Example 6 In 250 cc of distilled boiled water at 80 ° successively with stirring 18.9 g of barythydrate and then 15.72 g of dl-leucine dissolved. To a solution of 30.2 g of 970% dihydrostreptomycin sulfate is added to the cooling and 500 cc of distilled water. The reaction mixture is kept for 11/2 hours at a temperature of -I-2 °, then treated it with decolorizing charcoal and filtered using a filter aid. The resulting solution is freeze-dried. 37 g of the dl-leucine salt of dihydrostreptomycin are obtained. The melting point is at about 220 ° with decomposition.

N (calculated): 14.33 0/0, N (found): 14.381 / 0. Example ? Man proceeds as in Example 6, but replaces the dihydrostreptomycin sulfate used there by 30.25 g of 96.5% streptomycin sulfate. 37.5 g of the dl-leucine salt are obtained of streptomycin. The melting point is about 250 ° with decomposition.

N (calculated): 10.830 / 0, N (found): 11.12% .. Example 8 The procedure is followed as in Example 7, but replaces the dihydrostromycin sulfate used there with 26.75 g of 96.5% neomycin sulfate. 23 g of the dl-leucine salt of neomycin are obtained. The melting point is about 250 ° with decomposition.

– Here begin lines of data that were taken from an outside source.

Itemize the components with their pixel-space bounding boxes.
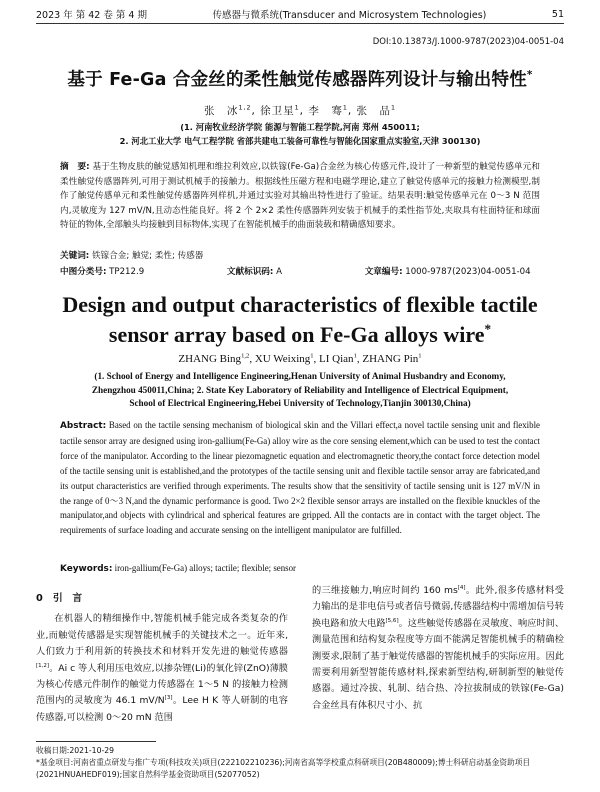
article-number bbox=[365, 267, 571, 277]
english-keywords bbox=[60, 563, 540, 574]
fund-note: *基金项目:河南省重点研发与推广专项(科技攻关)项目(222102210236);河南省高等学校重点科研项目(20B480009);博士科研启动基金资助项目(2021HNUAHEDF019);国家自然科学基金资助项目(52077052) bbox=[36, 758, 531, 779]
english-abstract bbox=[60, 418, 540, 538]
author-affil-mark: 1 bbox=[310, 352, 314, 360]
author-affil-mark: 1 bbox=[353, 352, 357, 360]
footnote-rule bbox=[36, 741, 156, 742]
meta-value: A bbox=[276, 267, 282, 277]
author: ZHANG Pin bbox=[362, 353, 419, 365]
section-heading bbox=[36, 591, 288, 607]
body-text: 的三维接触力,响应时间约 160 ms bbox=[312, 585, 458, 596]
chinese-title-text: 基于 Fe-Ga 合金丝的柔性触觉传感器阵列设计与输出特性 bbox=[67, 70, 527, 90]
author: 徐卫星 bbox=[260, 105, 295, 117]
chinese-authors: 张 冰$^{1,2}$, 徐卫星$^1$, 李 骞$^1$, 张 品$^1$ bbox=[203, 104, 397, 117]
header-rule bbox=[36, 23, 564, 24]
author-affil-mark: 1,2 bbox=[238, 104, 252, 112]
body-text: 。此外,很多传感材料受力输出的是非电信号或者信号微弱,传感器结构中需增加信号转换电路和放大电路 bbox=[312, 585, 564, 629]
keywords-text: iron-gallium(Fe-Ga) alloys; tactile; flexible; sensor bbox=[114, 563, 297, 573]
author-affil-mark: 1,2 bbox=[241, 352, 250, 360]
citation-ref: [5,6] bbox=[385, 617, 399, 624]
keywords-text: 铁镓合金; 触觉; 柔性; 传感器 bbox=[91, 251, 204, 261]
abstract-text: Based on the tactile sensing mechanism of biological skin and the Villari effect,a novel tactile sensing unit and flexible tactile sensor array are designed using iron-gallium(Fe-Ga) alloy wire as the core sensing element,which can be used to test the contact force of the manipulator. According to the linear piezomagnetic equation and electromagnetic theory,the contact force detection model of the tactile sensing unit is established,and the prototypes of the tactile sensing unit and flexible tactile sensor array are fabricated,and its output characteristics are verified through experiments. The results show that the sensitivity of tactile sensing unit is 127 mV/N in the range of 0～3 N,and the dynamic performance is good. Two 2×2 flexible sensor arrays are installed on the flexible knuckles of the manipulator,and objects with cylindrical and spherical features are gripped. All the contacts are in contact with the target object. The requirements of surface loading and accurate sensing on the intelligent manipulator are fulfilled. bbox=[60, 420, 540, 536]
citation-ref: [1,2] bbox=[36, 662, 50, 669]
english-affiliations bbox=[60, 370, 540, 411]
english-title bbox=[0, 290, 600, 350]
document-code bbox=[227, 267, 322, 277]
author: LI Qian bbox=[319, 353, 354, 365]
english-authors: ZHANG Bing$^{1,2}$, XU Weixing$^1$, LI Qian$^1$, ZHANG Pin$^1$ bbox=[178, 352, 422, 365]
journal-issue: 2023 年 第 42 卷 第 4 期 bbox=[36, 10, 147, 21]
section-title: 引 言 bbox=[52, 593, 83, 604]
title-footnote-mark: * bbox=[526, 69, 533, 82]
author: 张 冰 bbox=[203, 105, 239, 117]
chinese-abstract bbox=[60, 160, 540, 233]
body-text: 。Ai c 等人利用压电效应,以掺杂锂(Li)的氧化锌(ZnO)薄膜为核心传感元件制作的触觉力传感器在 1～5 N 的接触力检测范围内的灵敏度为 46.1 mV/N bbox=[36, 662, 288, 707]
body-text: 。Lee H K 等人研制的电容传感器,可以检测 0～20 mN 范围 bbox=[36, 695, 288, 723]
author: 张 品 bbox=[356, 105, 392, 117]
english-title-line: sensor array based on Fe-Ga alloys wire bbox=[108, 322, 485, 347]
body-column-left bbox=[36, 583, 288, 726]
body-text: 。这些触觉传感器在灵敏度、响应时间、测量范围和结构复杂程度等方面不能满足智能机械手的精确检测要求,限制了基于触觉传感器的智能机械手的实际应用。因此需要利用新型智能传感材料,探索新型结构,研制新型的触觉传感器。通过冷拔、轧制、结合热、冷拉拔制成的铁镓(Fe-Ga)合金丝具有体积尺寸小、抗 bbox=[312, 617, 565, 711]
abstract-label: Abstract: bbox=[60, 421, 107, 431]
affiliation-line: 2. 河北工业大学 电气工程学院 省部共建电工装备可靠性与智能化国家重点实验室,天津 300130) bbox=[119, 136, 481, 146]
author-affil-mark: 1 bbox=[342, 104, 348, 112]
doi: DOI:10.13873/J.1000-9787(2023)04-0051-04 bbox=[372, 37, 564, 47]
author: ZHANG Bing bbox=[178, 353, 242, 365]
citation-ref: [3] bbox=[164, 695, 173, 702]
author: XU Weixing bbox=[254, 353, 311, 365]
author-affil-mark: 1 bbox=[418, 352, 422, 360]
meta-value: 1000-9787(2023)04-0051-04 bbox=[405, 267, 531, 277]
author-affil-mark: 1 bbox=[294, 104, 300, 112]
affiliation-line: (1. 河南牧业经济学院 能源与智能工程学院,河南 郑州 450011; bbox=[180, 122, 420, 132]
section-number: 0 bbox=[36, 593, 43, 604]
affiliation-line: Zhengzhou 450011,China; 2. State Key Laboratory of Reliability and Intelligence of Electrical Equipment, bbox=[91, 384, 509, 395]
page-number: 51 bbox=[551, 8, 564, 20]
body-paragraph bbox=[36, 611, 288, 726]
body-column-right bbox=[312, 583, 564, 714]
keywords-label: Keywords: bbox=[60, 564, 113, 574]
keywords-label: 关键词: bbox=[60, 251, 90, 261]
meta-label: 文献标识码: bbox=[226, 267, 274, 277]
affiliation-line: (1. School of Energy and Intelligence Engineering,Henan University of Animal Husbandry and Economy, bbox=[94, 371, 506, 381]
author: 李 骞 bbox=[308, 105, 343, 117]
body-text: 在机器人的精细操作中,智能机械手能完成各类复杂的作业,而触觉传感器是实现智能机械手的关键技术之一。近年来,人们致力于利用新的转换技术和材料开发先进的触觉传感器 bbox=[36, 613, 288, 658]
meta-label: 文章编号: bbox=[364, 267, 403, 277]
title-footnote-mark: * bbox=[484, 321, 492, 337]
citation-ref: [4] bbox=[457, 584, 466, 591]
abstract-text: 基于生物皮肤的触觉感知机理和维拉利效应,以铁镓(Fe-Ga)合金丝为核心传感元件,设计了一种新型的触觉传感单元和柔性触觉传感器阵列,可用于测试机械手的接触力。根据线性压磁方程和电磁学理论,建立了触觉传感单元的接触力检测模型,制作了触觉传感单元和柔性触觉传感器阵列样机,并通过实验对其输出特性进行了验证。结果表明:触觉传感单元在 0～3 N 范围内,灵敏度为 127 mV/N,且动态性能良好。将 2 个 2×2 柔性传感器阵列安装于机械手的柔性指节处,夹取具有柱面特征和球面特征的物体,全部触头均接触到目标物体,实现了在智能机械手的曲面装载和精确感知要求。 bbox=[60, 162, 541, 231]
body-paragraph bbox=[312, 583, 564, 714]
footnotes bbox=[36, 745, 564, 781]
english-title-line: Design and output characteristics of flexible tactile bbox=[62, 292, 538, 317]
received-date: 收稿日期:2021-10-29 bbox=[36, 746, 115, 755]
journal-name: 传感器与微系统(Transducer and Microsystem Technologies) bbox=[212, 10, 487, 21]
meta-value: TP212.9 bbox=[109, 267, 145, 277]
chinese-title bbox=[0, 66, 600, 91]
author-affil-mark: 1 bbox=[391, 104, 397, 112]
meta-label: 中图分类号: bbox=[60, 267, 107, 277]
affiliation-line: School of Electrical Engineering,Hebei University of Technology,Tianjin 300130,China) bbox=[129, 398, 471, 408]
classification-meta bbox=[60, 265, 540, 277]
abstract-label: 摘 要: bbox=[60, 162, 90, 172]
chinese-keywords bbox=[60, 249, 540, 261]
chinese-affiliations bbox=[0, 120, 600, 148]
clc-number bbox=[60, 267, 184, 277]
running-header bbox=[36, 6, 564, 22]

Example 9 A suspension of 2.62 g of 1 (-) - leucine in 50 cc of warm 3.15 g of Ba (OH) 2- $ H20 are added to water. About the resulting barium leucinate solution a solution of 6 g of viomycin sulfate in 50 cc of water is added. The reaction mixture is cooled to 1 to 2 ° for a few hours and then the barium sulfate formed filtered off. The filtrate is subjected to freeze-drying, whereby the Viomycin leucinate, which melts at 212 ° with decomposition, is obtained.

N (calculated): 22.1%, N (found): 22.50 / a.

The fact that according to the present invention really salts arise from the fact that the leucine as such is very sparingly soluble in water is while the reaction products as well as streptomycin and dihydrostreptomycin are very easily soluble in water.

The solubilities of the compounds according to the invention in water at 25 ° are summarized in the table below: 1-Leucine ........................ about 2.40 / 0 dl-leucine ...................... about 1 0/0 1-leucine salt of dihydrostreptomycin 18 0/0 1-leucine salt of streptomycin ...... .. 15 0/0 1-leucine salt of neomycin .......... 10% dl-leucine salt of dihydrostreptomycin 9 0/0 dl-leucine salt of streptomycin ...... 8.5% dl-leucine salt des neomycin ......... 9 0 / a 1-leucine in a 10% solution of the leucine salt of streptomycin ..... 0.30 / 0

Claims (1)

PATENT CLAIM: Process for the production of low-toxicity salts of basic Streptomyces antibiotics according to the process of patents 951567, 954874 and patent application C 10419 IV b / 12o, characterized in that basic Streptomyces antibiotics, preferably streptomycin, dihydrostreptomycin, neomycin or viomycin-containing antibiotics or mixtures thereof with 5 to 150% leucine, calculated on the amount of the free antibiotic, preferably with 15 to 125% leucine in a known manner in aqueous solution. References considered: U.S. Patent Nos. 2,646,427, 2,643,997; French Patent No. 1019 552; British Patent No. 720 166; German patent specification No. 814 316. Earlier rights cited: German patent No. 929 665.